话音未落,短促的细簌声后,许明哲的手已经握住了她的。准确的说,是那张sd卡。
他的手掌发抖,连这样的动作也吃力似的,但捏得很紧,把她的半只手拢住了。方霏皱了皱眉。
“…先松开?”她尝试抽出大拇指,许明哲眼神一动,方霏确信自己看到的是一个咬牙的表情,他的咬肌惯性地微微下陷又鼓起了,随后那只手被松开,软软地垂下来,带着点抽搐。他的头好像低得更低了。
她同样也不自觉咬了咬牙,用以平息某种上涌的热量,希望许明哲没注意到自己的晃神。
“你的头发是不是该剪了?”方霏说。
沉默。
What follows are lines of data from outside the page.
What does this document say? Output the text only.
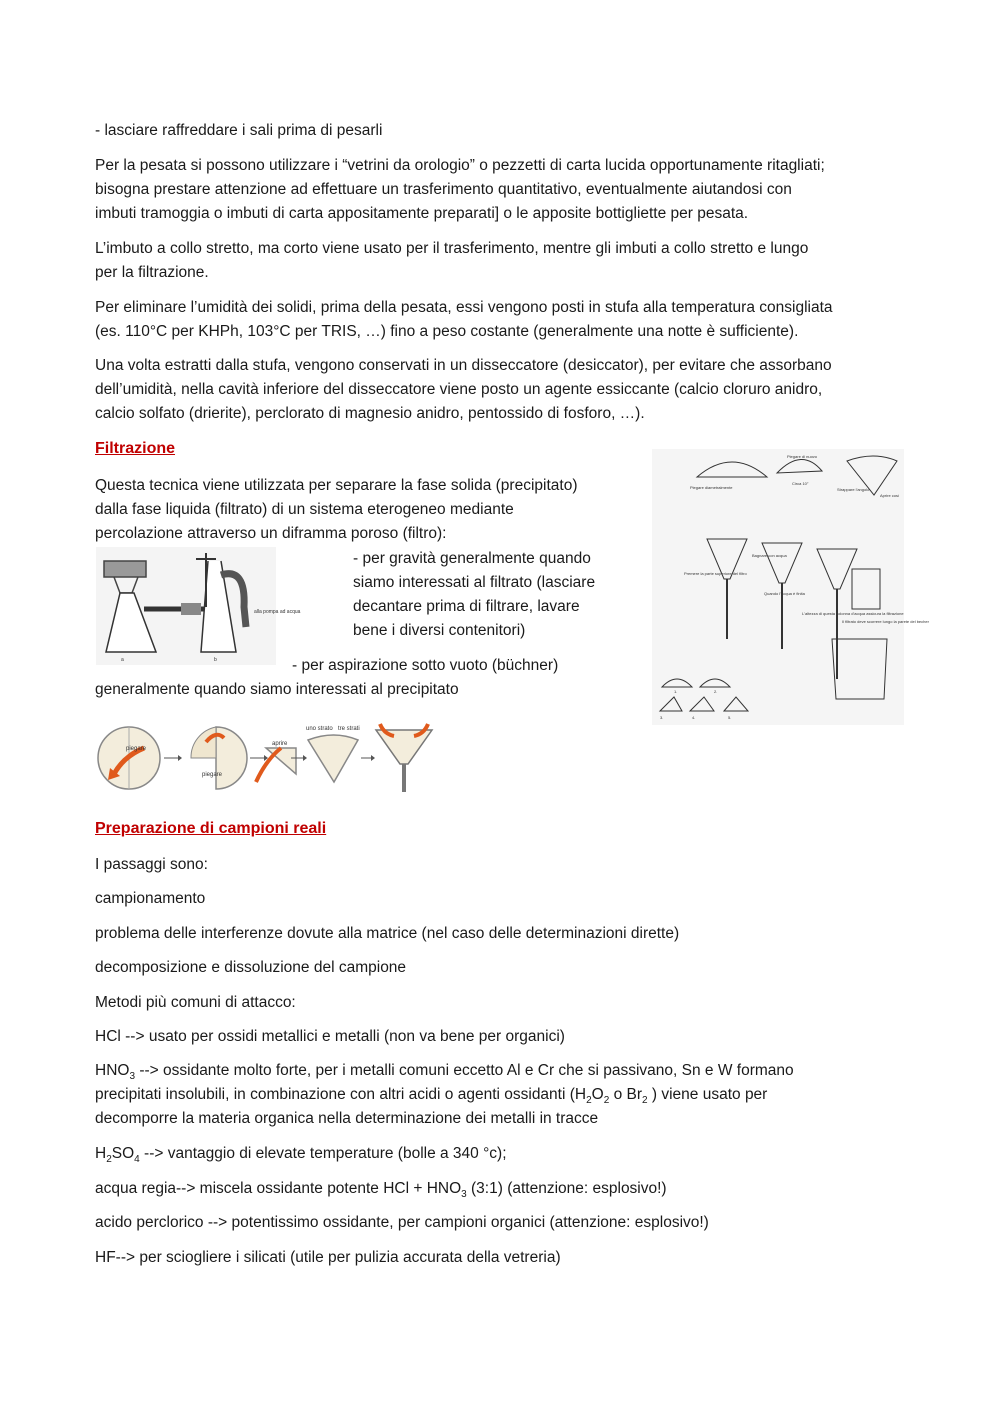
- lasciare raffreddare i sali prima di pesarli
Per la pesata si possono utilizzare i “vetrini da orologio” o pezzetti di carta lucida opportunamente ritagliati;
bisogna prestare attenzione ad effettuare un trasferimento quantitativo, eventualmente aiutandosi con
imbuti tramoggia o imbuti di carta appositamente preparati] o le apposite bottigliette per pesata.
L’imbuto a collo stretto, ma corto viene usato per il trasferimento, mentre gli imbuti a collo stretto e lungo
per la filtrazione.
Per eliminare l’umidità dei solidi, prima della pesata, essi vengono posti in stufa alla temperatura consigliata
(es. 110°C per KHPh, 103°C per TRIS, …) fino a peso costante (generalmente una notte è sufficiente).
Una volta estratti dalla stufa, vengono conservati in un disseccatore (desiccator), per evitare che assorbano
dell’umidità, nella cavità inferiore del disseccatore viene posto un agente essiccante (calcio cloruro anidro,
calcio solfato (drierite), perclorato di magnesio anidro, pentossido di fosforo, …).
Filtrazione
Questa tecnica viene utilizzata per separare la fase solida (precipitato)
dalla fase liquida (filtrato) di un sistema eterogeneo mediante
percolazione attraverso un diframma poroso (filtro):
- per gravità generalmente quando
siamo interessati al filtrato (lasciare
decantare prima di filtrare, lavare
bene i diversi contenitori)
- per aspirazione sotto vuoto (büchner)
generalmente quando siamo interessati al precipitato
alla pompa ad acqua
a	b
piegare
piegare
aprire
uno strato tre strati
Piegare diametralmente
Piegare di nuovo
Circa 10°
Strappare l'angolo
Aprire così
Premere la parte superiore del filtro
Bagnare con acqua
Quando l'acqua è finita
L'altezza di questa colonna d'acqua assicura la filtrazione
Il filtrato deve scorrere lungo la parete del becher
1.	2.
3.	4.	5.
Preparazione di campioni reali
I passaggi sono:
campionamento
problema delle interferenze dovute alla matrice (nel caso delle determinazioni dirette)
decomposizione e dissoluzione del campione
Metodi più comuni di attacco:
HCl --> usato per ossidi metallici e metalli (non va bene per organici)
$HNO_3$ --> ossidante molto forte, per i metalli comuni eccetto Al e Cr che si passivano, Sn e W formano
precipitati insolubili, in combinazione con altri acidi o agenti ossidanti ($H_2O_2$ o $Br_2$ ) viene usato per
decomporre la materia organica nella determinazione dei metalli in tracce
$H_2SO_4$ --> vantaggio di elevate temperature (bolle a 340 °c);
acqua regia--> miscela ossidante potente HCl + $HNO_3$ (3:1) (attenzione: esplosivo!)
acido perclorico --> potentissimo ossidante, per campioni organici (attenzione: esplosivo!)
HF--> per sciogliere i silicati (utile per pulizia accurata della vetreria)
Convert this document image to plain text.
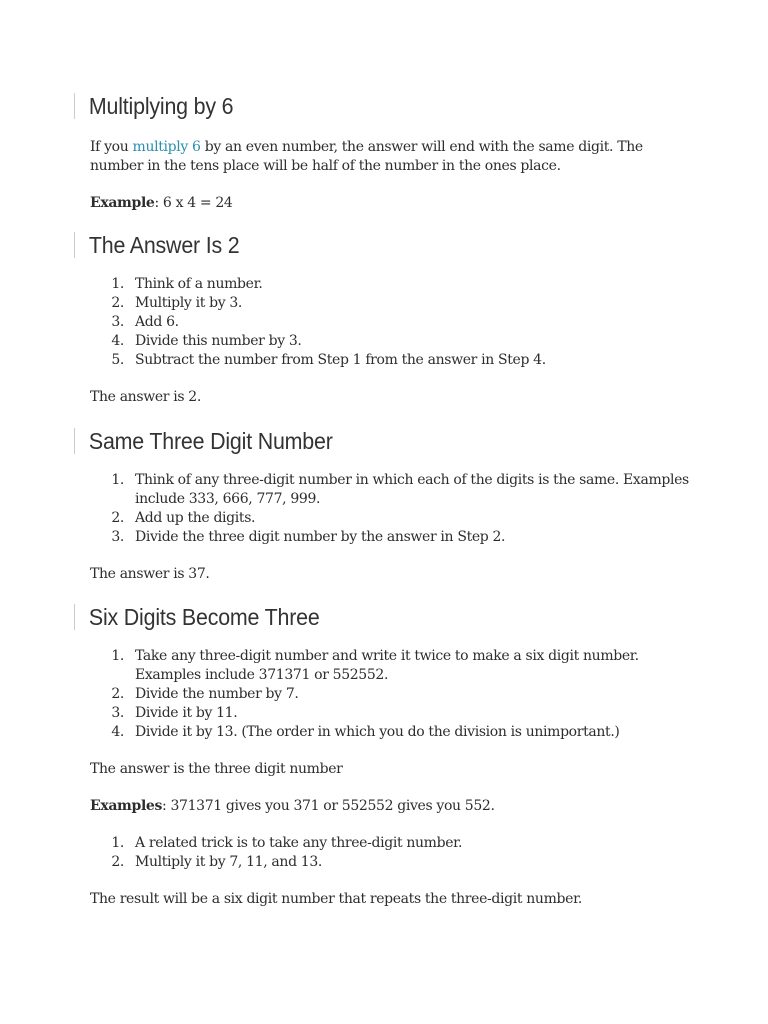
Multiplying by 6

If you multiply 6 by an even number, the answer will end with the same digit. The number in the tens place will be half of the number in the ones place.

Example: 6 x 4 = 24

The Answer Is 2
1. Think of a number.
2. Multiply it by 3.
3. Add 6.
4. Divide this number by 3.
5. Subtract the number from Step 1 from the answer in Step 4.

The answer is 2.

Same Three Digit Number
1. Think of any three-digit number in which each of the digits is the same. Examples include 333, 666, 777, 999.
2. Add up the digits.
3. Divide the three digit number by the answer in Step 2.

The answer is 37.

Six Digits Become Three
1. Take any three-digit number and write it twice to make a six digit number. Examples include 371371 or 552552.
2. Divide the number by 7.
3. Divide it by 11.
4. Divide it by 13. (The order in which you do the division is unimportant.)

The answer is the three digit number

Examples: 371371 gives you 371 or 552552 gives you 552.

1. A related trick is to take any three-digit number.
2. Multiply it by 7, 11, and 13.

The result will be a six digit number that repeats the three-digit number.
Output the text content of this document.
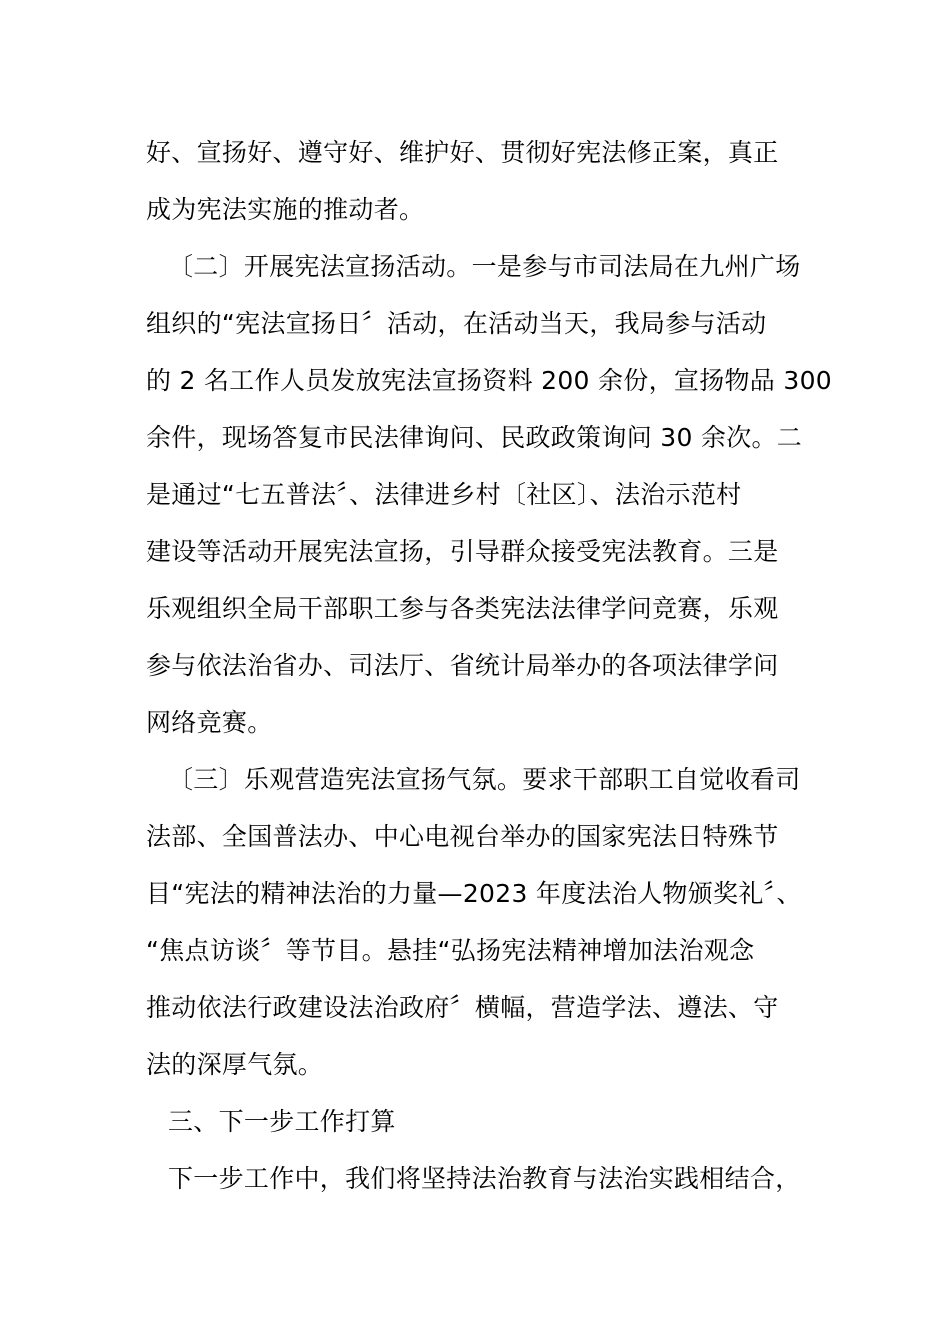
好、宣扬好、遵守好、维护好、贯彻好宪法修正案，真正
成为宪法实施的推动者。
〔二〕开展宪法宣扬活动。一是参与市司法局在九州广场
组织的“宪法宣扬日〞活动，在活动当天，我局参与活动
的 2 名工作人员发放宪法宣扬资料 200 余份，宣扬物品 300
余件，现场答复市民法律询问、民政政策询问 30 余次。二
是通过“七五普法〞、法律进乡村〔社区〕、法治示范村
建设等活动开展宪法宣扬，引导群众接受宪法教育。三是
乐观组织全局干部职工参与各类宪法法律学问竞赛，乐观
参与依法治省办、司法厅、省统计局举办的各项法律学问
网络竞赛。
〔三〕乐观营造宪法宣扬气氛。要求干部职工自觉收看司
法部、全国普法办、中心电视台举办的国家宪法日特殊节
目“宪法的精神法治的力量—2023 年度法治人物颁奖礼〞、
“焦点访谈〞等节目。悬挂“弘扬宪法精神增加法治观念
推动依法行政建设法治政府〞横幅，营造学法、遵法、守
法的深厚气氛。
三、下一步工作打算
下一步工作中，我们将坚持法治教育与法治实践相结合，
她叹了口气,又开了口:“伸手。”
顺从。方霏把另外两张卡都掏出来,把它们一并放在对方手心里。就像很久以前许明哲让她在他手里选糖果一样,只用指尖,没有碰到一点皮肤。对面的青年登时愣住,他的手掌不自觉合拢了,藏匿起未知的秘辛,好像要把它们捏碎。
“我还没看过,应该是些很珍贵的纪念录像吧?”方霏说,她的声线忽而变得富于感情,这是诱导和煽动的象征,“我在你和你母亲合照的相框里找到的。”
许明哲漆黑的瞳孔颤抖了一下,方霏克制住抚摸他脸颊的冲动,把转椅转过去,不看许明哲,接着说:“现在还给你。”
她随便点开桌面的一个工程文件,强迫性地删删减减,作出一幅专注的模样,实则指尖冰冷无比,仿佛血被抽走了。